KAMPALA – The Minister of State for International Affairs, Mr Henry Okello Oryem, has said that the government is in discussions with the US State Department to explain the visa denials and travel bans against senior Ugandan officials amid reports that more individuals in the Kampala government have been targeted for sanctions.
Following the sanctioning of Gen. Kale Kayihura, the former Inspector of General of Police, the US government recently denied Mr Pius Bigirimana, the permanent secretary of the Judiciary, a visa to the US.
The move is said to have rattled senior government officials who are wondering who is next on the list. As a result, Mr Oryem said they are seeking audience with the US over the matter.
“We are engaging the State department on the Kayihura sanctions, even on Bigirimana because we want to understand better,” he is quoting as saying in an interview with the Independent magazine.
On September 25, PML Daily reported that President Yoweri Museveni delegated Prime Minister Ruhakana Rugunda to represent Uganda at the 74th Session of the UN General Assembly amid question marks over whether the obvious choice, Foreign Affairs minister Sam Kutesa, is eligible to travel to the US.
Diplomatic sources intimated to this website the President chose to leave out Mr Kutesa amid reports that he faces arrest should be step in US over past cases. A US court in 2018 convicted Patrick Ho Chi Ping, the man that the United States’ Federal Bureau of Investigations accused of compromising Mr Kutesa with a $500,000 (Shs1.8 billion) bribe.
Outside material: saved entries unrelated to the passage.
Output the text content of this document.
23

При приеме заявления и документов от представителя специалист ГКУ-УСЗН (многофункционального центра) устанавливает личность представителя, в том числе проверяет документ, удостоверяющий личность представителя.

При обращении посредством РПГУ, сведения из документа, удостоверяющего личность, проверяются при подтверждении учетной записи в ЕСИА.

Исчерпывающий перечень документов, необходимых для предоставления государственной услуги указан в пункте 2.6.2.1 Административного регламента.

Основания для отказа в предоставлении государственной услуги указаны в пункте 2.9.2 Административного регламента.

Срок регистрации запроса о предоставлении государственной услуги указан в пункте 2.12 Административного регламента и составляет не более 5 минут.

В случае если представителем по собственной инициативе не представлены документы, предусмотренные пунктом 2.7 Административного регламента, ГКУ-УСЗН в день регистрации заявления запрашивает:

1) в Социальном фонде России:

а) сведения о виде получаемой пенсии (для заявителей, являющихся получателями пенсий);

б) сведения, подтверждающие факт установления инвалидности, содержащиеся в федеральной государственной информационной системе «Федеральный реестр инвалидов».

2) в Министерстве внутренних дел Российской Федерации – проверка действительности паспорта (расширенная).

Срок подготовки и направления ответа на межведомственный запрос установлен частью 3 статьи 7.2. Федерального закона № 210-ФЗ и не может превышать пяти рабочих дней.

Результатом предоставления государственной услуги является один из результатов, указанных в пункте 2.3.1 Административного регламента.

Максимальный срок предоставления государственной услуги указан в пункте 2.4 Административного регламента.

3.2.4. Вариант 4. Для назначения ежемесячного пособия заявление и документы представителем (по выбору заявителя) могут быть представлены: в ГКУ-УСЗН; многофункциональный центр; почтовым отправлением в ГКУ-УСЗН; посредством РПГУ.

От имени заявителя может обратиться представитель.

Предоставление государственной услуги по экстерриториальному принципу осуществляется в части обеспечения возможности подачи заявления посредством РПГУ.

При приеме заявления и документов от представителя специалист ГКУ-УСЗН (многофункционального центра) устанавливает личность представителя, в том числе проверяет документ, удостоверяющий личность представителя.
Mr Ho, 69, allegedly offered the bribe and gifts to President Museveni to secure support for CEFC China Energy, a Shanghai-based rising star in the energy industry.
Mr Ho is alleged to have wired the bribe from HSBC (Hong Kong) account of the energy Non-Government Organization (NGO) to Deutsche Bank in New York on to the account of the Kutesa’s NGO’s account in one of the main commercial banks in Uganda. Kutesa was never charged.
While the ministry of Foreign Affairs later defended Mr Kutesa over the bribery claim, Mr Ho was early this year handed a three-year sentence and fined $400,000 after he was found him guilty by a US court on five counts of violating the Foreign Corrupt Practices Act (FCPA) and two counts of money laundering.
However, Mr Oryem insists that there is no warrant of arrest or any charge against Mr Kutesa.
“They have not even initiated any criminal or civil suit against Kutesa,” he says.
Nevertheless, the US. Embassy spokesperson, Mr Philip Demon, is quoted by the Independent as saying that the embassy visa desk does not consider politics.
“U.S. officials make visa decisions strictly based on U.S. law, not political ebbs and flows. Visa records are confidential under U.S. law; therefore, for privacy reasons the U.S. government does not comment on individual visa cases,” Mr Demon says.
Mr Ofwono Opondo, the government spokesman, says the government would like the U.S. to release the list of Ugandans it has blacklisted.
“The problem is, they (U.S.) are not telling us who the blacklisted officials are,” Mr Ofwono says.